Figure 3.. Images of CRFR1-GFP/AR co-labeling.

Representative images of CRFR1-GFP (brown), AR (black nuclear), and co-localized cells (brown with black nuclear label) are shown from the (A) PVN, (B) BSTdl, (C) BSTav, (D) MePD, and (E) MPOA of a male mouse. High magnification images of each region are shown directly below in F-J. Purple arrows indicate CRFR1-GFP only, red indicate AR only, and blue indicate examples of co-expressing neurons. 3V, 3^rd ventricle; AC, anterior commissure; OT, optic tract.

Figure 4.. Androgen regulation of corticosterone levels at baseline (0), and 30- and 90-minutes following restraint stress onset.

No differences were found at baseline (BSL), but GDX-Blank mice showed significantly elevated levels of corticosterone at 30 and 90 minutes after the onset of restraint stress. * Indicates p≤0.05, ** p≤0.001 for GDX-Blank compared to sham and GDX-DHT groups at the same timepoint. # Indicates p≤0.001 for sham compared to GDX-DHT mice at the 30-minute timepoint.

Figure 5.. Androgen regulation of CRFR1-GFP levels in the PVN, BSTdl, BSTav, MePD, and MPOA.

(A-D) In the PVN, GDX-Blank mice showed reduced CRFR1-GFP cell number compared to sham and GDX-DHT groups. (E-H) In the BSTdl, GDX-DHT mice showed a reduced number of CRFR1-GFP neurons relative to sham and GDX-Blank groups. No significant differences were found in the (I) BSTav, (J) MePD, or (K) MPOA. * Indicates p≤0.05, ** p≤0.01 compared to other groups. AC, anterior commissure.

Figure 6.. CRFR1-GFP/c-Fos co-localization in male mice following restraint stress.

(A-C) In the MePD, GDX-Blank mice showed fewer CRFR1-GFP/c-Fos co-localized cells compared to sham and GDX-DHT groups.
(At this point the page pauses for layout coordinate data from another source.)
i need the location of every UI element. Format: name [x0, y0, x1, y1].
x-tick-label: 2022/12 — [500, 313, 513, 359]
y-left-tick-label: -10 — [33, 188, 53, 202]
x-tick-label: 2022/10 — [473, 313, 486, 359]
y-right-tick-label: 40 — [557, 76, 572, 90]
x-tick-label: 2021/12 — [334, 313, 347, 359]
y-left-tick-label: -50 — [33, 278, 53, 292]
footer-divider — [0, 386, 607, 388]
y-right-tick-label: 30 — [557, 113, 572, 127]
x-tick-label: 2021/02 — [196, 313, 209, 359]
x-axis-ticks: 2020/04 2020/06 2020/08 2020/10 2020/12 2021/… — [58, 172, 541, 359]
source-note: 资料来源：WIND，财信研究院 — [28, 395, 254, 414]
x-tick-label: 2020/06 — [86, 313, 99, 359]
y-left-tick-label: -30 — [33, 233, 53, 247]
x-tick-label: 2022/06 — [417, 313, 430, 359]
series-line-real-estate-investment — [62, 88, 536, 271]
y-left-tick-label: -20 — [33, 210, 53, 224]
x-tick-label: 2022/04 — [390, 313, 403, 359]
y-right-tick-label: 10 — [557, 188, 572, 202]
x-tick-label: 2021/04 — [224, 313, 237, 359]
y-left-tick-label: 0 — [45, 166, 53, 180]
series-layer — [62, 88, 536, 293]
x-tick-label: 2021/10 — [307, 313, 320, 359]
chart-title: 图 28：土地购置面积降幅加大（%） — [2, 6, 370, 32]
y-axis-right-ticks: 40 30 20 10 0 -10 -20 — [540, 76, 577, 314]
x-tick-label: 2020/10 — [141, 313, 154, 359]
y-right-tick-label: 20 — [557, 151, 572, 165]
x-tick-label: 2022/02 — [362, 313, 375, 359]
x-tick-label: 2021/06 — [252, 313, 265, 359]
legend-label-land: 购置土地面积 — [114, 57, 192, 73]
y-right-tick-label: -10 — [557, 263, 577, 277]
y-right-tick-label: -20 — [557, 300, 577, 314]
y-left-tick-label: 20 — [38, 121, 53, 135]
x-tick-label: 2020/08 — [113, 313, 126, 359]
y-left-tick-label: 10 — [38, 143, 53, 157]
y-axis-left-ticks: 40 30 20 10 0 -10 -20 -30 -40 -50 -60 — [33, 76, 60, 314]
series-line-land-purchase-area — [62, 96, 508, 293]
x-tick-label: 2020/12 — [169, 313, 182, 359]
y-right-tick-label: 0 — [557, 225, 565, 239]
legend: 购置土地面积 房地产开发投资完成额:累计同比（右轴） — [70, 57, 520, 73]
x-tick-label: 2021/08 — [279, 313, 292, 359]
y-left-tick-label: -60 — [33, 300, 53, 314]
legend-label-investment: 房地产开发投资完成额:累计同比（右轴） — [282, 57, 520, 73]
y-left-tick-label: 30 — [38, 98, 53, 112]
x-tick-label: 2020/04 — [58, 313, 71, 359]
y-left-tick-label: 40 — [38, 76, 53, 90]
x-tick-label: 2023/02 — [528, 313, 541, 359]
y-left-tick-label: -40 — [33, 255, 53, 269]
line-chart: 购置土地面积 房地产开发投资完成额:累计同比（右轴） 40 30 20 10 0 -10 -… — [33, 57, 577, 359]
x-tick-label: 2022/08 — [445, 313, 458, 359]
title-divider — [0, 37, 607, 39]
No significant differences were found in the PVN (D-F), BSTav (G-I), BSTdl (J), or MPOA (K). CRFR1-GFP, green; c-Fos, magenta. * Indicates p≤0.05, ** p≤0.01 compared to other groups. OT, optic tract. Arrows indicate examples of co-labeled neurons.
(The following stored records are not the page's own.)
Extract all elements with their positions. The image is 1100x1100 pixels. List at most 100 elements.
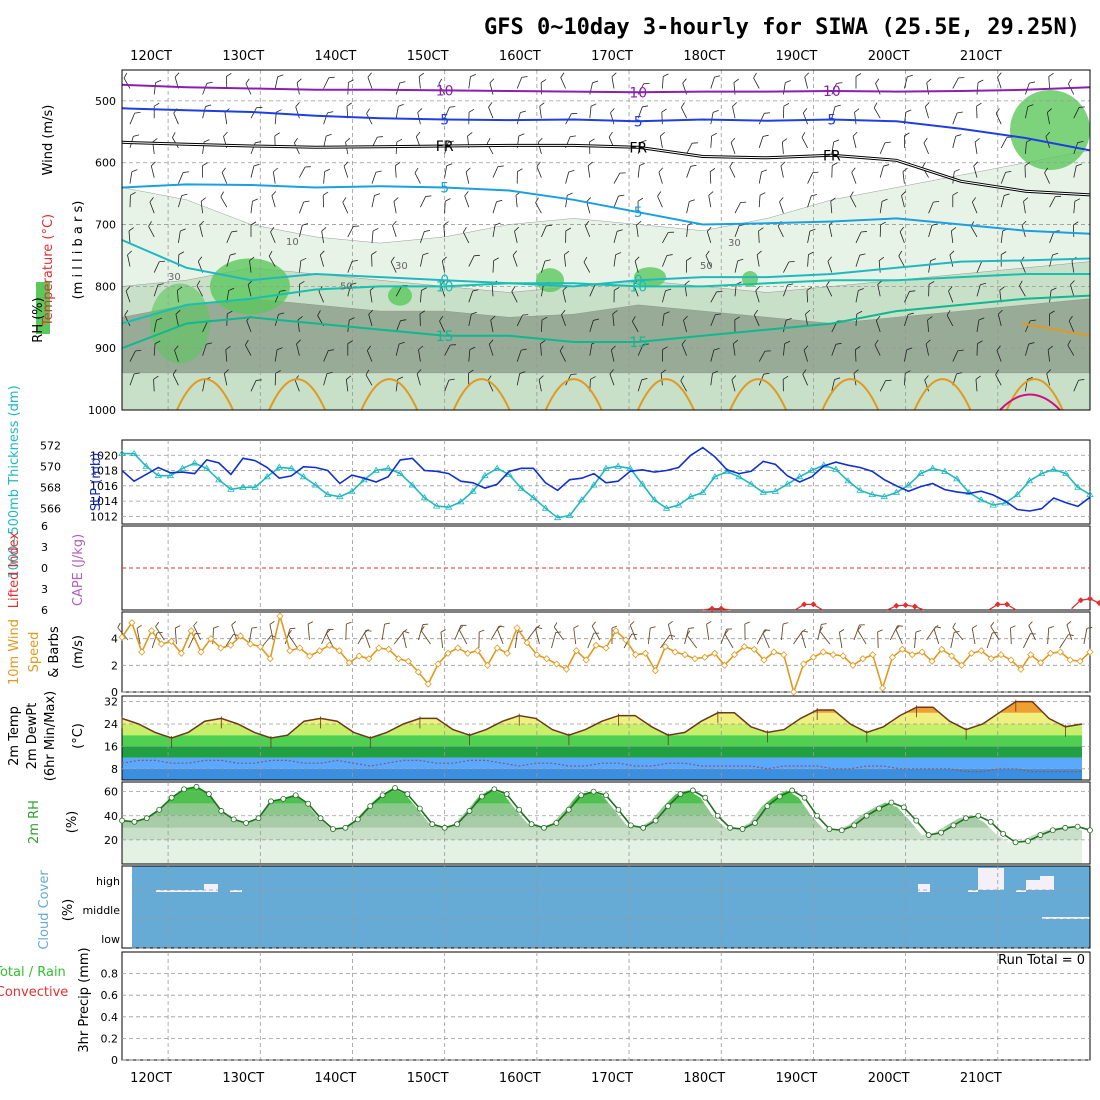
cloud-bar (978, 868, 1004, 890)
rh-line-point (268, 798, 274, 805)
wind-barb-staff (952, 350, 959, 362)
wind-barb-flag (712, 370, 718, 374)
wind-barb-icon (444, 163, 453, 178)
wind-barb-flag (665, 288, 672, 292)
wind-barb-icon (904, 312, 914, 327)
wind-barb-icon (826, 280, 833, 297)
wind-barb-flag (364, 629, 369, 634)
wind-barb-flag (715, 313, 722, 316)
wind-barb-flag (155, 79, 162, 83)
wind-barb-icon (293, 137, 300, 155)
x-tick-label-bottom: 170CT (591, 1071, 633, 1086)
wind-barb-icon (807, 171, 819, 184)
freezing-level-inner (121, 141, 1091, 196)
wind-barb-icon (174, 625, 181, 645)
wind-barb-flag (785, 80, 791, 84)
wind-barb-icon (468, 311, 477, 326)
wind-barb-icon (758, 112, 771, 125)
wind-barb-icon (974, 137, 980, 154)
rh-line-point (727, 824, 734, 831)
rh-line-point (491, 786, 498, 793)
wind-barb-staff (496, 628, 504, 645)
rh-line-point (330, 826, 336, 832)
wind-speed-line-point (572, 647, 580, 655)
wind-barb-icon (1070, 280, 1075, 297)
wind-barb-staff (875, 83, 881, 95)
wind-barb-icon (923, 137, 929, 155)
thickness-line-point (904, 481, 913, 488)
wind-barb-flag (995, 108, 1000, 114)
wind-barb-flag (811, 194, 818, 197)
wind-barb-flag (669, 634, 676, 637)
wind-speed-line-point (750, 645, 758, 653)
wind-barb-flag (374, 193, 381, 196)
wind-barb-icon (681, 339, 687, 356)
wind-speed-line-point (1046, 649, 1055, 657)
wind-barb-flag (197, 256, 203, 262)
wind-barb-flag (885, 379, 892, 382)
wind-barb-flag (125, 286, 131, 292)
x-tick-label-top: 140CT (315, 49, 357, 64)
wind-barb-icon (1067, 78, 1075, 95)
wind-barb-flag (632, 316, 636, 322)
wind-barb-staff (420, 231, 425, 244)
wind-barb-staff (683, 320, 687, 333)
wind-barb-flag (221, 167, 226, 173)
wind-barb-flag (511, 286, 516, 292)
wind-barb-flag (279, 290, 286, 292)
precip-frame (121, 951, 1091, 1061)
wind-barb-flag (784, 340, 791, 345)
wind-barb-flag (833, 139, 840, 143)
wind-barb-icon (710, 313, 722, 327)
wind-barb-staff (551, 632, 557, 649)
wind-barb-staff (323, 77, 330, 89)
wind-barb-icon (924, 102, 930, 119)
wind-barb-icon (322, 191, 329, 208)
wind-barb-flag (681, 339, 686, 345)
wind-barb-flag (641, 378, 648, 381)
wind-barb-flag (245, 339, 249, 346)
wind-speed-line-point (1017, 665, 1025, 673)
x-tick-label-top: 130CT (222, 49, 264, 64)
wind-barb-icon (997, 72, 1002, 89)
thickness-line-point (699, 488, 707, 495)
y-axis-label: Temperature (°C) (41, 214, 56, 327)
wind-barb-staff (488, 106, 494, 119)
wind-barb-icon (492, 222, 501, 237)
x-tick-label-bottom: 150CT (407, 1071, 449, 1086)
wind-barb-icon (855, 253, 866, 267)
rh-line-point (143, 815, 150, 822)
wind-barb-flag (895, 625, 900, 630)
wind-barb-flag (631, 633, 638, 636)
wind-barb-staff (342, 202, 349, 214)
wind-speed-line-point (582, 656, 590, 664)
wind-barb-flag (859, 253, 866, 256)
wind-barb-icon (299, 166, 311, 178)
wind-barb-icon (589, 103, 597, 119)
wind-barb-icon (758, 227, 764, 243)
wind-barb-flag (926, 78, 932, 83)
wind-barb-icon (511, 286, 518, 303)
wind-barb-staff (176, 290, 179, 303)
wind-barb-flag (856, 310, 863, 315)
wind-barb-flag (202, 162, 208, 166)
wind-barb-staff (613, 172, 621, 184)
wind-barb-flag (782, 375, 789, 380)
wind-barb-flag (417, 108, 423, 113)
wind-barb-flag (737, 258, 744, 262)
wind-barb-icon (831, 104, 841, 119)
wind-barb-staff (371, 172, 377, 184)
wind-barb-icon (806, 286, 813, 303)
wind-barb-icon (418, 72, 425, 89)
wind-barb-flag (1068, 78, 1072, 85)
wind-barb-icon (226, 253, 236, 267)
wind-barb-flag (724, 629, 729, 635)
rh-line-point (689, 787, 696, 794)
wind-barb-icon (323, 111, 334, 125)
wind-barb-icon (971, 625, 978, 645)
wind-barb-staff (444, 379, 450, 392)
x-tick-label-bottom: 160CT (499, 1071, 541, 1086)
wind-barb-icon (901, 191, 906, 208)
wind-barb-icon (952, 349, 964, 362)
wind-barb-icon (129, 169, 138, 184)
Figure 7.. Correlations between corticosterone levels at 30- and 90-minutes after restraint onset and CRFR1-GFP and CRFR1/c-Fos levels in various brain regions.

Dark gray cells in the box (A) indicate significant positive or negative correlations (p≤ 0.05). Statistically significant correlations are also graphed in B-D.